I know the bit you mean, it makes me jump too. Worse of course when you're listening at home, at least when you're watching the orchestra at a concert you can see it coming.


----------



## Heck148 (Oct 27, 2016)

Manok said:


> I know it's coming, I even plan for it, but I still manage to jump every time it gets there, and it's the part in the first movement where it gets very quiet, and the music stops for a moment or two, then hits you with lots of brass and such, and it always manages to make me jump ever since I was a kid. I can't believe I'm still falling for it, why does it do this to me?


That's the transition from the Adagio mosso to the Allegro vivo [development] _ the famous pppppp_ part in the bassoon, which concludes the clarinet solo...most conductors forego the bassoon, and use bass clarinet - which preserves the clarinet timbre, and the bass clarinet can really get soft in that register. 
It's supposed to be shocking - for maximum firepower - try Reiner/CSO - the dynamic contrast is remarkable, and the short, intense_ FF_ chord is really stunning - this however, is surpassed shortly thereafter when the trumpets enter _FFF_....again, Reiner/CSO is unbelievable - the trumpets enter with an absolutely shattering blast on their high Bb, descending line. one of Tchaikovsky's best symphonic moments...amazing execution!!


----------



## EdwardBast (Nov 25, 2013)

Today I was walking along a ridge on which open rock alternated with conifer and birch forest.

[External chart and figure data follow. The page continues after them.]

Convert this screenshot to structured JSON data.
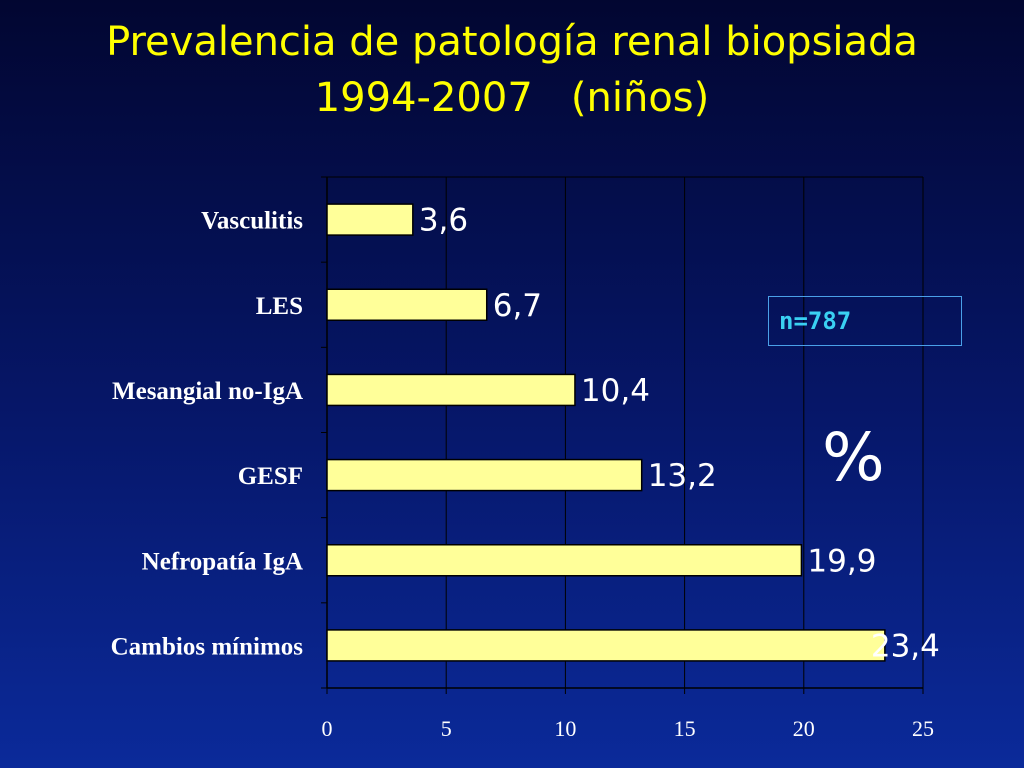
{
  "title": {
    "line1": "Prevalencia de patología renal biopsiada",
    "line2": "1994-2007   (niños)"
  },
  "annotations": {
    "n_label": "n=787",
    "unit_symbol": "%"
  },
  "colors": {
    "bar_fill": "#ffff99",
    "bar_stroke": "#000000",
    "title": "#ffff00",
    "n_label": "#3ad0f2"
  },
  "chart_data": {
    "type": "bar",
    "orientation": "horizontal",
    "categories": [
      "Vasculitis",
      "LES",
      "Mesangial no-IgA",
      "GESF",
      "Nefropatía IgA",
      "Cambios mínimos"
    ],
    "values": [
      3.6,
      6.7,
      10.4,
      13.2,
      19.9,
      23.4
    ],
    "data_labels": [
      "3,6",
      "6,7",
      "10,4",
      "13,2",
      "19,9",
      "23,4"
    ],
    "xlim": [
      0,
      25
    ],
    "xticks": [
      0,
      5,
      10,
      15,
      20,
      25
    ],
    "grid": "vertical",
    "legend": "none"
  }
}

A tree had toppled along the side of the path and as I approached the root knot two grouse resting behind it loudly drummed their wings and took flight. Every time this happens I jump and feel a surge of adrenaline, even though I know what the sound is within milliseconds. Why? Because it's sudden, it's loud, and humans have a startle reflex. The Tchaikovsky does that to me too!


----------



## Pugg (Aug 8, 2014)

Manok said:


> I know it's coming, I even plan for it, but I still manage to jump every time it gets there, and it's the part in the first movement where it gets very quiet, and the music stops for a moment or two, then hits you with lots of brass and such, and it always manages to make me jump ever since I was a kid. I can't believe I'm still falling for it, why does it do this to me?

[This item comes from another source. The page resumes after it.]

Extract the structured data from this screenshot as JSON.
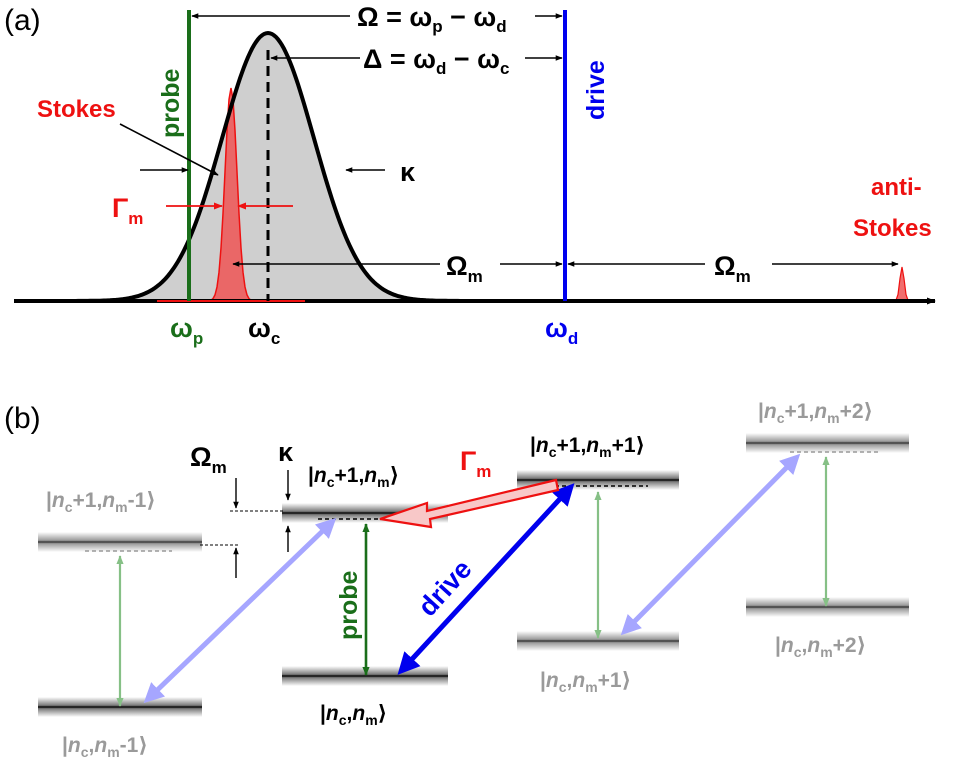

It's always nice to read things like this, makes me realise I am not alone with my music passion.


----------



## Gordontrek (Jun 22, 2012)

I still haven't forgotten the first time I ever heard it. Scared the bejeezus out of me. Then my allergies suddenly got really bad at the very end. Dang that Tchaikovsky and his emotional roller coasters.


----------



## Merl (Jul 28, 2016)

Yep it stills takes me aback too. Like you said, we know it's coming but still hits you between the eyes. That's why we love it.


----------



## techniquest (Aug 3, 2012)

What a lovely post - it reminds me that enjoying classical music doesn't have to be all intellectual and worthy.


----------



## SONNET CLV (May 31, 2014)

I've heard a lot of Tchaik Sixes, but I've never heard the _ff_ at measure 157 done better than on James Levine's recording with the Chicago Symphony Orchestra on RCA:









The rest of this performance is good, too. In fact, it has long been my favorite Tchaik Sixth ... and I've heard a lot of them.


----------



## Heck148 (Oct 27, 2016)

SONNET CLV said:


> I've heard a lot of Tchaik Sixes, but I've never heard the _ff_ at measure 157 done better than on James Levine's recording with the Chicago Symphony Orchestra on RCA:
> 
> View attachment 96470


Reiner taught them well!!


----------



## EarthBoundRules (Sep 25, 2011)

Haha, I was just listening to this yesterday and I jumped too.


----------